The halfway cut to low 60 and ties fell at 5 over par, keeping world No. 1 Scottie Scheffler around for the weekend. Scheffler, whose footwork could win honorable mention in a Myrtle Beach shagging contest, came into Pinehurst fresh from an energy-sapping victory in the Memorial Tournament.
Noticeably frustrated by either his putting stroke or No. 2’s greens — a state of affairs made all the worse by his too frequent visits to the course’s wild native areas — he very nearly missed his first cut of the year.
“I’m proud of how I fought today,” he said. “I just couldn’t get the putts to fall. This golf course can be unpredictable at times, and maybe it got the better of me the last couple days.”

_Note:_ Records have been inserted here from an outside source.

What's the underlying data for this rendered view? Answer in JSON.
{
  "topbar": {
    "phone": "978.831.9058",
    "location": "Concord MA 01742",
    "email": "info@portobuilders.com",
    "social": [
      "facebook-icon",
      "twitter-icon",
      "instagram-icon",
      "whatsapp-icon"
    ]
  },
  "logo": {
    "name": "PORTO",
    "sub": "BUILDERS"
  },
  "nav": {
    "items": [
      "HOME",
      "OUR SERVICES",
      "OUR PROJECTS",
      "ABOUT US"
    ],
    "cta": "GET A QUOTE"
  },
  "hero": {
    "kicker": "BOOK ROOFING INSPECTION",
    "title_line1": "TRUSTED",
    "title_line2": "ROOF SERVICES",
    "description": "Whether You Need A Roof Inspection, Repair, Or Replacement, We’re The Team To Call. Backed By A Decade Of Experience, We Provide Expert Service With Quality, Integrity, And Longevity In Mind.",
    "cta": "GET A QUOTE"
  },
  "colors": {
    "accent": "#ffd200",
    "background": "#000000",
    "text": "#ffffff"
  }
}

Phil Mickelson, whose face was cradled in Payne Stewart’s hands 25 years ago on the 18th green, and fellow old guy Tiger Woods, who finished a shot behind Mickelson in ’99 and was solo second in the U.S. Open here in ’05, both missed the cut.
The marquee pairing of McIlroy, Scheffler and Xander Schauffele could have played better defense when they went through the fifth, a magnificent par four that has been turned into a gettable — architectural purists would say regrettable— par five when the USGA built a new tee box so far back it’s almost its own exit from the Traffic Circle.
But all that length didn’t change the ultimate truth: nothing good happens left of No. 5. In a confederacy of snafus, all three hit it down there. The sibilant brothers both made double bogey 7s. One of those very nearly sent Scheffler home. Only McIlroy managed to save a par and he had to hole a 9-footer to do it.
Of course, not all the hazards are humpback or native. Tony Finau was hindered by the ice cream stand on the 12th. That wasn’t Donald Ross’ doing. Ben and Jerry, maybe.